Dr. Conley said on Saturday afternoon that it was “72 hours into the diagnosis”, which implied a Wednesday afternoon diagnosis. The President travelled to a fundraiser at his golf club in Bedminster, New Jersey, on Thursday. The White House informed the press of the diagnosis on Friday morning at 1 a.m.
When questioned on the timing of the diagnosis, Dr. Conley said, “Thursday afternoon, following the news of a close contact is when we repeated testing.
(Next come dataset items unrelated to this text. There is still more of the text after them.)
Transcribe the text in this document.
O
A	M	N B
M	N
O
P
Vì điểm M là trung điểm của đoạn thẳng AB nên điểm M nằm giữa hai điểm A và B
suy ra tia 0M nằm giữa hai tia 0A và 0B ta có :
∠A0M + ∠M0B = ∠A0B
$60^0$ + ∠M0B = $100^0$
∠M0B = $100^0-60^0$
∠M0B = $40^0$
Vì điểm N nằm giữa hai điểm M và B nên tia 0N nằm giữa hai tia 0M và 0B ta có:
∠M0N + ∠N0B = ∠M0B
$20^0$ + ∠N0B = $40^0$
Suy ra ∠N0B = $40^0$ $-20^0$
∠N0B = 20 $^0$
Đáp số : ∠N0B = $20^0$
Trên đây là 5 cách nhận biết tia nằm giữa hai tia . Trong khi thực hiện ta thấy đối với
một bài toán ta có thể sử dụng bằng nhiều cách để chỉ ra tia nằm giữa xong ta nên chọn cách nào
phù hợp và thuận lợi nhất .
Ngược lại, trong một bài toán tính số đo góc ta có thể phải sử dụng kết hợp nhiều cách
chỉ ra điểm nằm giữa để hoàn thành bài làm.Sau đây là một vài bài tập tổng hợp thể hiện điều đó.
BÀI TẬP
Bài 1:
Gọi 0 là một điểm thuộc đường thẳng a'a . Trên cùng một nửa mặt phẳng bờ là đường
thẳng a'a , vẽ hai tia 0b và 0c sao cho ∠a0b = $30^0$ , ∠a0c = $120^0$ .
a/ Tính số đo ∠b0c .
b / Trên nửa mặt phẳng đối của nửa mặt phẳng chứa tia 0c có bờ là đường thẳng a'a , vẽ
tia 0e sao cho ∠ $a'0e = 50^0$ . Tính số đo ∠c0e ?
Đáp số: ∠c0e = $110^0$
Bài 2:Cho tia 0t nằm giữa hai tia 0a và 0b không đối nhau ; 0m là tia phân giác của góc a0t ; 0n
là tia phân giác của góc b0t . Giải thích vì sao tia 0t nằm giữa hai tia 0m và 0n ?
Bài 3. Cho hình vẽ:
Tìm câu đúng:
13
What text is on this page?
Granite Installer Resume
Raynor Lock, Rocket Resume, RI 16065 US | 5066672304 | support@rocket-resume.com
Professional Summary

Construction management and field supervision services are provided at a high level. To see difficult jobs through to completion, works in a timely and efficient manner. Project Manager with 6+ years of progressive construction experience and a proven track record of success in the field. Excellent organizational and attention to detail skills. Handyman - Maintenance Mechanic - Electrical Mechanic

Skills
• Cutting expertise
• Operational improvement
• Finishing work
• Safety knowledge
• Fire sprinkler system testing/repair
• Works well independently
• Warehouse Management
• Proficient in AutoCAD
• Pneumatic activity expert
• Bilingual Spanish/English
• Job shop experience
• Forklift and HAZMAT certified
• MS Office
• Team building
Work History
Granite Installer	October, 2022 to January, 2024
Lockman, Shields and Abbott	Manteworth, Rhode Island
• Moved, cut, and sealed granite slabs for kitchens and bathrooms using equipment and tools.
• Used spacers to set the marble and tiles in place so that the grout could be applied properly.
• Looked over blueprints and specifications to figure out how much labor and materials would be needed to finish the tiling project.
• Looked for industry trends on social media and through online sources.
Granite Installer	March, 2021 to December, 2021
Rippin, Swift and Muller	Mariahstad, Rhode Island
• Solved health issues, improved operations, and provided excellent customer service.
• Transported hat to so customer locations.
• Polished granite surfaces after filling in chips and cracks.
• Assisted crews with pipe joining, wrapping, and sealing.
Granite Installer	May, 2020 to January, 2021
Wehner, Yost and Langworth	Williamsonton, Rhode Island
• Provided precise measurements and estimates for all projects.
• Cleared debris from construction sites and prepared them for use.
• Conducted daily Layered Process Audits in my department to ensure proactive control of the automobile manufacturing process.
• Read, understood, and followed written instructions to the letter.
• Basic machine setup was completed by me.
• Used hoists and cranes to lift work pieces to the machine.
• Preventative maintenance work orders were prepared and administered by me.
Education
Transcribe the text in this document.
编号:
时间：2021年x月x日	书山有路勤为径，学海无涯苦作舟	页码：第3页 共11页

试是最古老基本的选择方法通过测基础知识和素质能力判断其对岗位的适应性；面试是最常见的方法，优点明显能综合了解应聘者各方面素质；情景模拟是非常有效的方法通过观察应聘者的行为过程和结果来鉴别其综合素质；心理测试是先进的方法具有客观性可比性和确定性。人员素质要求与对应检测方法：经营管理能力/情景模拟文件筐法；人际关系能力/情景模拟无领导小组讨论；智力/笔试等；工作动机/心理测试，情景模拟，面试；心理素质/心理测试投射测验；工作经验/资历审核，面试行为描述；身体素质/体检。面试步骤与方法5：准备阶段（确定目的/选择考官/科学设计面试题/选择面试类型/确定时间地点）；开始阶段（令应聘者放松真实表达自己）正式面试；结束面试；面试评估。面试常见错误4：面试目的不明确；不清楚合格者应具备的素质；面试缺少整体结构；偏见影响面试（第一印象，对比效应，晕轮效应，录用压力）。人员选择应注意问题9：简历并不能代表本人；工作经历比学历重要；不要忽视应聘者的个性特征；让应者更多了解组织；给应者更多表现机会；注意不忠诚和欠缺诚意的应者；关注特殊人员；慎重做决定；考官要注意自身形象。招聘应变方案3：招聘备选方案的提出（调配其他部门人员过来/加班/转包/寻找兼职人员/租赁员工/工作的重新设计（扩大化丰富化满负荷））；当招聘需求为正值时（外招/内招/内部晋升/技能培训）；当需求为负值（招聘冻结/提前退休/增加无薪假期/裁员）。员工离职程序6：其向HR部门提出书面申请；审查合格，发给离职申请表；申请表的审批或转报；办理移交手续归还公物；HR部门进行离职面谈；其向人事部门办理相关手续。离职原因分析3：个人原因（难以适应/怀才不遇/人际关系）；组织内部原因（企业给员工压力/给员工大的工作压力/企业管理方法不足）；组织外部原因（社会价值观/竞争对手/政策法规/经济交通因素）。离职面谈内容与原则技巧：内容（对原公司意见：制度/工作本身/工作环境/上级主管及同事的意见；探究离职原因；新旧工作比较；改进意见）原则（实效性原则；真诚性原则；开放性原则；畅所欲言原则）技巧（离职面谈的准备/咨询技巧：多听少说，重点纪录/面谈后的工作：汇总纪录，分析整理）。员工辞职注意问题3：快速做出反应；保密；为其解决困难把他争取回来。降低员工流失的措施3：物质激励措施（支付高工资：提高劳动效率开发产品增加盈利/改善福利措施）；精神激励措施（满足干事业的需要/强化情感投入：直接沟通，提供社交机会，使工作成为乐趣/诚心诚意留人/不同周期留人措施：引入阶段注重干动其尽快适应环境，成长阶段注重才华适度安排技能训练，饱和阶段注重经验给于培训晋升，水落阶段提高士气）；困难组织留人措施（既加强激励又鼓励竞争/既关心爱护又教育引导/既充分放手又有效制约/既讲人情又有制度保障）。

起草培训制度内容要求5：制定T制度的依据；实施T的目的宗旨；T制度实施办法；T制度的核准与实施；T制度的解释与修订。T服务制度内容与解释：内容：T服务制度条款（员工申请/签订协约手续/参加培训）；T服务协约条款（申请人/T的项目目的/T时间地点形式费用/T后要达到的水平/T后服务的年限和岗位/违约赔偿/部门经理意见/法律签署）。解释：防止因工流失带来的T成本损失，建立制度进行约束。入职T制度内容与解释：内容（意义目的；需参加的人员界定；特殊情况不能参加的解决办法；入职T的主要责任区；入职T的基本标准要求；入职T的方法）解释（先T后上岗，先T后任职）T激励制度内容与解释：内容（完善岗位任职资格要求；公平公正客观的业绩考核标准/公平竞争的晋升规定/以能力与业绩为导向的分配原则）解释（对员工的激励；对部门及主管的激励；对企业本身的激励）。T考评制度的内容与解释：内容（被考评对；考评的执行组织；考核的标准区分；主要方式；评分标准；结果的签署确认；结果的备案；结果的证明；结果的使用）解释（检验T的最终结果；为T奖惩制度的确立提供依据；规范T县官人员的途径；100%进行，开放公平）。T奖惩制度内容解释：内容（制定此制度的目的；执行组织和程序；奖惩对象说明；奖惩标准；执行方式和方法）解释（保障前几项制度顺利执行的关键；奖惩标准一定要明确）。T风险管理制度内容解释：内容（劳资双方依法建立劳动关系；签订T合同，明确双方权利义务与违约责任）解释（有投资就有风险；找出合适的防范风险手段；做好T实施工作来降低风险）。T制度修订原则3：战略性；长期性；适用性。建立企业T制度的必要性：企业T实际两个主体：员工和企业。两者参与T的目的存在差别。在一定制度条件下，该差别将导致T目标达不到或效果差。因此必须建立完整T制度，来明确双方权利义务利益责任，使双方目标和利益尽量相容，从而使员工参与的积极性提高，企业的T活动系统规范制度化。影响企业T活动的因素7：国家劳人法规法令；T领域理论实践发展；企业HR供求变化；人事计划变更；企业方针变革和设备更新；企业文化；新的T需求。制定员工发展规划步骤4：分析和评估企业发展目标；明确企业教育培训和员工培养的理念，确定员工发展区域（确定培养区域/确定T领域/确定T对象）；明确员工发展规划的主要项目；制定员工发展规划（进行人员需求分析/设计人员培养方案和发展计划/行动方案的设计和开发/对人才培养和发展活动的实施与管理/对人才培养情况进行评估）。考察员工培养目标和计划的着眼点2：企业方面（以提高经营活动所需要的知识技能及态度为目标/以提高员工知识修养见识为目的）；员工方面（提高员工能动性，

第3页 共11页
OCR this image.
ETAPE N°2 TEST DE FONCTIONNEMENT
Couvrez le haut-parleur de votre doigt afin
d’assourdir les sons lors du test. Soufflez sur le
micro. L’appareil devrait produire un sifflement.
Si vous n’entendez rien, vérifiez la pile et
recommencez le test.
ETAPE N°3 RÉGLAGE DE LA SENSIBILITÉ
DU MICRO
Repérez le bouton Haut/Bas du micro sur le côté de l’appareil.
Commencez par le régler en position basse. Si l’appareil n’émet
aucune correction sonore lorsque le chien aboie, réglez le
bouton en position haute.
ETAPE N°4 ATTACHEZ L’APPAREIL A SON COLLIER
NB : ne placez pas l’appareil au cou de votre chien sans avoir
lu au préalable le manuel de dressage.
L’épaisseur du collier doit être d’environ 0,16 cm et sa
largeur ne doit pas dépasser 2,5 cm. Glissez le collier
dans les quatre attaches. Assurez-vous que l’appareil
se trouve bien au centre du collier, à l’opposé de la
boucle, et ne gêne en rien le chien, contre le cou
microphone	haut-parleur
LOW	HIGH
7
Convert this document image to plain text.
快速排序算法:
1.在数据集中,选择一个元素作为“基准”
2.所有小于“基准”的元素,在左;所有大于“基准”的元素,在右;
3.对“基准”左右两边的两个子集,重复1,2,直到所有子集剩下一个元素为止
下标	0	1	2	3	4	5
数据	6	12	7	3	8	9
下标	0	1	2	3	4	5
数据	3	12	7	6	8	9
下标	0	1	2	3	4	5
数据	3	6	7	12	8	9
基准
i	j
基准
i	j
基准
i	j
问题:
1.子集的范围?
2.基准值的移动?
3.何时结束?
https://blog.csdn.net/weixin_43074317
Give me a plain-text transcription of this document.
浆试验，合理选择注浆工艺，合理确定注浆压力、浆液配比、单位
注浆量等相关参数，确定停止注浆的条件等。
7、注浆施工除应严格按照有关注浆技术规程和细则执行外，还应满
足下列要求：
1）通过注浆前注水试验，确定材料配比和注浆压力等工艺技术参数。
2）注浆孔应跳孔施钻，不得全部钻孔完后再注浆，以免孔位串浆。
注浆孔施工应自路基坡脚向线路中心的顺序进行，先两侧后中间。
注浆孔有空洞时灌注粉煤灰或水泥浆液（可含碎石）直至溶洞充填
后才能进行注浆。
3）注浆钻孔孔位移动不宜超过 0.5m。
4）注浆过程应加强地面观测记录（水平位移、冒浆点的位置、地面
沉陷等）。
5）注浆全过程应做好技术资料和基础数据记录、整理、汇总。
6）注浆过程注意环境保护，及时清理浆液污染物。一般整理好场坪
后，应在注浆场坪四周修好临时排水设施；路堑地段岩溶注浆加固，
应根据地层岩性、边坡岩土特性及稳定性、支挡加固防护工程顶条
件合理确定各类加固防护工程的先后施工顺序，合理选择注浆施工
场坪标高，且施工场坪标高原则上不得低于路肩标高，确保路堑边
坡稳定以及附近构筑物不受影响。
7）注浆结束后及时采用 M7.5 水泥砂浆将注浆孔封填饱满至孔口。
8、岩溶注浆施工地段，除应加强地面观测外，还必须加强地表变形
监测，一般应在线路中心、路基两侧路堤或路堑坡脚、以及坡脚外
And given kind of clinical indications and a little bit more concern and that’s when that…and late last night, we got the PCR confirmation that he was.”
A White House official said , after the medical briefing that the doctor had misspoken about when the diagnosis was made, as per a report in the Washington Post.
Dr. Conley declined to say when Mr Trump last tested negative. He also did not answer a question on whether Mr Trump had ever been on oxygen (which is often needed when blood oxygen saturation levels drop to unsafe levels). Instead, he reluctantly revealed the President was not given any on Thursday, Friday (while at Walter Reed) or Saturday morning prior to the briefing.
This does not rule out the possibility that he received oxygen at the White House, before being transferred to Walter Reed out of “an abundance of caution.”
Dr Conley said the President was walking around and in “exceptionally good spirits” on Saturday and had not had a fever for the last 24 hours. Mr. Trump had earlier had a fever, cough, congestion and fatigue as per reports. A prolific tweeter, the President was uncharacteristically quiet on the website on Friday and Saturday morning.
“Going welI, I think! Thank you to all. LOVE!!!” he tweeted close to midnight on Friday. On Saturday, he thanked the doctors and nurses in a tweet, saying that with their help he was “feeling well.” Mr. Trump also wrote that “tremendous progress” had been made in fighting “this plague” over the last six months.
First Lady Melania Trump, who also announced on Friday that she had tested positive, showed “no indication for hospitalization” as per Dr Conley and was convalescing at the White House.
Current and former Trump advisers Hope Hicks and Kellyanne Conway, former New Jersey governor Chris Christie, Mr Trump’s campaign manager Bill Stepien were among those in the President’s circle who have tested positive.
Meanwhile, the virus continues to take its toll on Americans, with around 209,000 deaths and 7.36 million infections.